Nel dizionario della lingua italiana alla parola “autodeterminazione” corrisponde una lapidaria definizione: facoltà di operare scelte autonome. Punto. Troppo poco per un concetto così forte. L’autodeterminazione merita più di cinque semplici parole, ecco perché, per sanare questo debito, apro questo articolo con una citazione tratta da una celebre serie televisiva: Lost. Una citazione che nella mia testa trova forti assonanze con la parola “autodeterminazione”.
È John Locke a parlare: “Hey, hey, non se ne vada, aspetti, lei non sa con chi ha a che fare. Non dica più che non posso farcela. Questo è destino, questo è il mio destino. Io devo esserci maledizione. Non ditemi che non lo posso fare.”
A favore di chi non avesse visto la bellissima serie televisiva statunitense ricordo che John Locke (uno dei miei personaggi preferiti) è un uomo sulla cinquantina costretto sulla sedia a rotelle dopo un brutto incidente, ma che per una serie di vicissitudini trasformerà la sua vita in una grande avventura.
Questo è il mio destino. Non ditemi che non lo posso fare.
Ecco, se potessi, metterei questa come definizione della parola autodeterminazione sul dizionario della lingua italiana.
Vent’anni fa, nella mia casa da studente che condividevo con altri 3 amici, avevo appeso in cucina la pagina di una pubblicità strappata da un quotidiano, in cui si vedeva un uomo magrissimo, su di una canoa, ripreso di schiena, con una pagaia in mano. Sotto quella immagine in bianco e nero campeggiava una frase che mi piaceva (e mi piace ancora) molto: “Diventa quello che sei.”
Provare a diventare quello che si è destinati a diventare, annusare, intuire il proprio destino e poi inseguirlo con tutte le forze che si hanno in corpo, contro tutti e contro tutto, questo è autodeterminazione.
Ho sempre guardato a questo atteggiamento con grande rispetto, a molti potrà sembrare presunzione (il confine tra questi due atteggiamenti è davvero sottile), ma mentre l’arroganza insita nella presunzione nasconde una certa pigrizia nel capire e nell’ascoltare, l’autodeterminazione è un atteggiamento sano che obbliga all’umiltà, all’ascolto di se stessi e delle proprie relazioni con gli altri e il mondo.
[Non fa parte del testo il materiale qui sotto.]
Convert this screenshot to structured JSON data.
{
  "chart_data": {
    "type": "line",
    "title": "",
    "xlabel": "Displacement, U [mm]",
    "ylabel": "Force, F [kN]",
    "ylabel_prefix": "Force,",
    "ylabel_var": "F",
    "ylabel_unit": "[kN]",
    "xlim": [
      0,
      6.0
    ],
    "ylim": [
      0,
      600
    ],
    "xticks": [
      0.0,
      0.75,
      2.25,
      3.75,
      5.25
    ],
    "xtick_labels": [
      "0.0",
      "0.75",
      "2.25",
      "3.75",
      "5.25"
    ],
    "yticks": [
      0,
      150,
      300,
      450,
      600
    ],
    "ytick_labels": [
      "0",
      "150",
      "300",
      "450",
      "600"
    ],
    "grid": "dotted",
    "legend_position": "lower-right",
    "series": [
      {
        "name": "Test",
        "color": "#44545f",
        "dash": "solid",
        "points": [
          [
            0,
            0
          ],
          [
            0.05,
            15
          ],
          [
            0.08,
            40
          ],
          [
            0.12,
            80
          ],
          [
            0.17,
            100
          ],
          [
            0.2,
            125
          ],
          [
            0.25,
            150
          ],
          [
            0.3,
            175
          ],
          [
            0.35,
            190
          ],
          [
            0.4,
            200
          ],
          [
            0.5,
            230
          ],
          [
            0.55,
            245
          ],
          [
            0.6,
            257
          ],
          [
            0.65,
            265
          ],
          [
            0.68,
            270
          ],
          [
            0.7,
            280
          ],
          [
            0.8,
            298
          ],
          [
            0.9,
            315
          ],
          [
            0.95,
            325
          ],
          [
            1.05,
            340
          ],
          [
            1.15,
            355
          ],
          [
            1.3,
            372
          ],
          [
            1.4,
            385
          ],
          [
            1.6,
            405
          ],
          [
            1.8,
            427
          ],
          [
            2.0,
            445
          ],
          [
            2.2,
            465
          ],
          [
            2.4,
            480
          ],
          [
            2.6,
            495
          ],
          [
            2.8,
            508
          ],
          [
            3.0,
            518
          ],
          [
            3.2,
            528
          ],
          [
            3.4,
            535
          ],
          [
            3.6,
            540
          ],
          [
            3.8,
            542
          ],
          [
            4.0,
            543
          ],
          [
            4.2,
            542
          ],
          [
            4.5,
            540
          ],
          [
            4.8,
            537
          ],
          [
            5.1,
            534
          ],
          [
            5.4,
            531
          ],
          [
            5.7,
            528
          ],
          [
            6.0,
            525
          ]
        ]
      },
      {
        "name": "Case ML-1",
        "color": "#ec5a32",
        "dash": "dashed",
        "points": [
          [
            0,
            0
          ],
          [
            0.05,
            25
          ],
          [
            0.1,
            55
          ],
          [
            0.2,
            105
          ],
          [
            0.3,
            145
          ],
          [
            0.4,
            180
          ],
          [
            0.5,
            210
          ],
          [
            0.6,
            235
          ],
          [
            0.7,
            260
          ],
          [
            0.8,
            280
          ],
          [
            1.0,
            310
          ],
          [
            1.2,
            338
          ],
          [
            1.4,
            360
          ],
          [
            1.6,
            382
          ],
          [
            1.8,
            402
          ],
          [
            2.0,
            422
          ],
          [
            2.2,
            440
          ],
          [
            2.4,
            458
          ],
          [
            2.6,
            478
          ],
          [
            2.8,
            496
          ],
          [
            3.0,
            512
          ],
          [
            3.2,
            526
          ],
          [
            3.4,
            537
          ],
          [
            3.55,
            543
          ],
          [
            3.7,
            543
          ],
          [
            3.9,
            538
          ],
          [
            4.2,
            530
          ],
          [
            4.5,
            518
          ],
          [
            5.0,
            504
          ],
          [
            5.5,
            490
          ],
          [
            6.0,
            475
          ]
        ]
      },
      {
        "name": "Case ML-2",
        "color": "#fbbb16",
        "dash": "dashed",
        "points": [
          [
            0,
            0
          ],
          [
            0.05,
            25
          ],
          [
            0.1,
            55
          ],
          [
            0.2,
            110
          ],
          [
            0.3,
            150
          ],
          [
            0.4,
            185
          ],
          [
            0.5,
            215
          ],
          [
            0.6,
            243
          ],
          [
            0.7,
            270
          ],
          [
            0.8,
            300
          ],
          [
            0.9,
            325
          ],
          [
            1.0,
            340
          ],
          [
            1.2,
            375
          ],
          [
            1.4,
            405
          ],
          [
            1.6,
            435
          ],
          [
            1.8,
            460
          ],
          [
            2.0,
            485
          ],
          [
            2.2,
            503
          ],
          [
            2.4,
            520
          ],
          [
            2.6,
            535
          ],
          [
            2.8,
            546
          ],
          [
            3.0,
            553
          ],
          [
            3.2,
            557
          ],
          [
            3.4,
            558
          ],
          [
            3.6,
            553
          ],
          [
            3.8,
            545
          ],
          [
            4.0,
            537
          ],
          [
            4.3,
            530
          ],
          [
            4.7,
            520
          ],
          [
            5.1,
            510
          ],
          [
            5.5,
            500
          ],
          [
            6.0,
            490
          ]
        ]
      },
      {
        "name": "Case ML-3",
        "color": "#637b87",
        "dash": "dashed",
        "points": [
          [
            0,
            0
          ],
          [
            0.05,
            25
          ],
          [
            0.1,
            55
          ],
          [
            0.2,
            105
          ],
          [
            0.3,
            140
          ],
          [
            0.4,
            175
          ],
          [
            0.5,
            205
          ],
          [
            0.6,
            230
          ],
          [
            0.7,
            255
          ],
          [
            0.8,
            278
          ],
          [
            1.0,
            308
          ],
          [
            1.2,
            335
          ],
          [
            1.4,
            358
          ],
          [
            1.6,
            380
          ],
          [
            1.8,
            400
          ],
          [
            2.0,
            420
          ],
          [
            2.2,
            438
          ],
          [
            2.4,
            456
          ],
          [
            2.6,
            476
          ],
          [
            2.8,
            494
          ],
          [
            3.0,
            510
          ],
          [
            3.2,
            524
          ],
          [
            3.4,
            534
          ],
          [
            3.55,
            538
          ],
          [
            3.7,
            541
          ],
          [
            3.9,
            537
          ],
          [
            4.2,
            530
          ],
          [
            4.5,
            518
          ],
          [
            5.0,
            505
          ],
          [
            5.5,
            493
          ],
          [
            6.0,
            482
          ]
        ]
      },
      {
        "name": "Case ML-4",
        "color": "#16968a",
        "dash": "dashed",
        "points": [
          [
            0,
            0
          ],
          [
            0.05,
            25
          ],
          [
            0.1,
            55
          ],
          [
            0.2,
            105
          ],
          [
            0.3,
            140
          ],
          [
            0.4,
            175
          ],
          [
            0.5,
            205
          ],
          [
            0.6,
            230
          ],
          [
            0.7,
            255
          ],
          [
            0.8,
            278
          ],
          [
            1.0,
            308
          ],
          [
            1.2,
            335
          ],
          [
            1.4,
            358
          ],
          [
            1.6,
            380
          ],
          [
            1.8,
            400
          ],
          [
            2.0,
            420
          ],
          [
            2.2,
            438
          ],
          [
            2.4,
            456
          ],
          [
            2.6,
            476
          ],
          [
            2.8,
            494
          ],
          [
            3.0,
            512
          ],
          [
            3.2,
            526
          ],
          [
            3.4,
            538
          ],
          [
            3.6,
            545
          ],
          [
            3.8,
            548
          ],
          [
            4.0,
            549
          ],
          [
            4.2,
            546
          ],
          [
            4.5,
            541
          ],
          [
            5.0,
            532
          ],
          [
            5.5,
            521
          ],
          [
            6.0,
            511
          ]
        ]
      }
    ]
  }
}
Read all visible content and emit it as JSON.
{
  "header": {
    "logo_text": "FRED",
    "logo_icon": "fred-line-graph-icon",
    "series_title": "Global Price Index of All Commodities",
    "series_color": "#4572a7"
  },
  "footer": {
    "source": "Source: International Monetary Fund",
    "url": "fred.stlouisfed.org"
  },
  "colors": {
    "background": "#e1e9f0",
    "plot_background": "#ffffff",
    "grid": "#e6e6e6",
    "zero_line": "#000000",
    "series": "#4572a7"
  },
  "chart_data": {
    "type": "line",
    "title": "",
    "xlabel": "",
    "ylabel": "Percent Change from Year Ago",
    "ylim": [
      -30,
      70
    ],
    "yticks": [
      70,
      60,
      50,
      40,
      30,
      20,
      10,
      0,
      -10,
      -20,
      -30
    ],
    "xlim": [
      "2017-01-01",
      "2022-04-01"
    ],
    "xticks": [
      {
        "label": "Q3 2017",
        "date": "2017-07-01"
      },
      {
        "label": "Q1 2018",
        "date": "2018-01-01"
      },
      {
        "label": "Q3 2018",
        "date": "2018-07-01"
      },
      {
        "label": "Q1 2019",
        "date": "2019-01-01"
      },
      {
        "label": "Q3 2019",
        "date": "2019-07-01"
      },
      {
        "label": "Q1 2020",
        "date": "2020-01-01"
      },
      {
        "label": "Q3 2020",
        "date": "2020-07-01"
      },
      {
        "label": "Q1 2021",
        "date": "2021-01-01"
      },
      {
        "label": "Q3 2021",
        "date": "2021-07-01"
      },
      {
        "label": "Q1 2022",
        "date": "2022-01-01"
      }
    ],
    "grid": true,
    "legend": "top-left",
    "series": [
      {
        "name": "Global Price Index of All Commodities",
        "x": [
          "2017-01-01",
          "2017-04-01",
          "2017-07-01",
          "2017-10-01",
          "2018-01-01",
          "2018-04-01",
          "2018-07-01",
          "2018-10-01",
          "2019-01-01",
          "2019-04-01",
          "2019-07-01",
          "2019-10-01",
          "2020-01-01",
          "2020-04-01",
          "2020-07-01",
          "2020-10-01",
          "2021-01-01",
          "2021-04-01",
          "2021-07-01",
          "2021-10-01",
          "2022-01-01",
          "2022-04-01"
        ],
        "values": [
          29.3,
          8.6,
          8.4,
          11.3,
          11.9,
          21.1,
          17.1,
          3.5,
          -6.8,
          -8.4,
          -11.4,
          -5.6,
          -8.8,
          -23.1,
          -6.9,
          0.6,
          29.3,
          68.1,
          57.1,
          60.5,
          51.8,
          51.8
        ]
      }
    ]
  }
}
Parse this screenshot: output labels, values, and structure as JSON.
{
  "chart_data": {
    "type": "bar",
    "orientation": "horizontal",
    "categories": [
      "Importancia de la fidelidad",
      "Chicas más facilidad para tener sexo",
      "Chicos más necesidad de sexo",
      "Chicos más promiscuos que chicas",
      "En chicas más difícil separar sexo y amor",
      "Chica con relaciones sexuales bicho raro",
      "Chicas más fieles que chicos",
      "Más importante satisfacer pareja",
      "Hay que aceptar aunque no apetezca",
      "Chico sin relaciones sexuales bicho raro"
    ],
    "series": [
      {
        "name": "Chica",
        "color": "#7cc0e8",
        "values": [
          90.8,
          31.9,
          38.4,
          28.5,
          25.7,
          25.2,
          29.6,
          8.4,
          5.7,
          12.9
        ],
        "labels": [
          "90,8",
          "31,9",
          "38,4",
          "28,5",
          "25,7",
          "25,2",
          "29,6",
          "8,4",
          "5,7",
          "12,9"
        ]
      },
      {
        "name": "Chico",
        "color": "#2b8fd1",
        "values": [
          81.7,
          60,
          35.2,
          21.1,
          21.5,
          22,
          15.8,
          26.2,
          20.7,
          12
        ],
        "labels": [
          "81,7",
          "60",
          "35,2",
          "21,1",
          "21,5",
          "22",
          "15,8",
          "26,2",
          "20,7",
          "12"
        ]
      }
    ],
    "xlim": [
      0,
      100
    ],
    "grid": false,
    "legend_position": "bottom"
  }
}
L’autodeterminazione prevede grande disciplina e una forte dose di caparbietà. Scoprire i propri unici talenti, diventare ciò che si è non è facile, perché non ci sono strade tracciate, nessun maestro ti può portare dove solo tu puoi arrivare. E così molto spesso si percorrono strade in solitaria, senza riferimenti e con la paura di aver sbagliato. Non lo si fa solo per se, infatti solo chi intraprende questa strada, anche senza arrivare alla fine (che forse non esiste nemmeno), può regalare visioni del mondo uniche e originali, come il proprio percorso.
Tutto questo, naturalmente, vale anche nel mondo del lavoro e del business. Oggi, sempre di più, le aziende sane e soprattutto quelle che vogliono rimanere tali hanno bisogno di un ambiente e di un ecosistema ricco e differenziato. Il Novecento ha insistito e promosso l’uniformità di vedute e l’omologazione aziendale, come asset per migliorare le performance, ma credo che le nuove e complesse sfide del XXI Secolo e soprattutto le continue sollecitazioni al cambiamento e alla trasformazione richiederanno più visioni e maggior biodiversità all’interno dei gruppi di lavoro. Per questo motivo saranno sempre più utili e ricercate quelle persone con sguardi originali e attitudine all’autodeterminazione che, come John Locke, cercano il loro destino attraverso il proprio lavoro.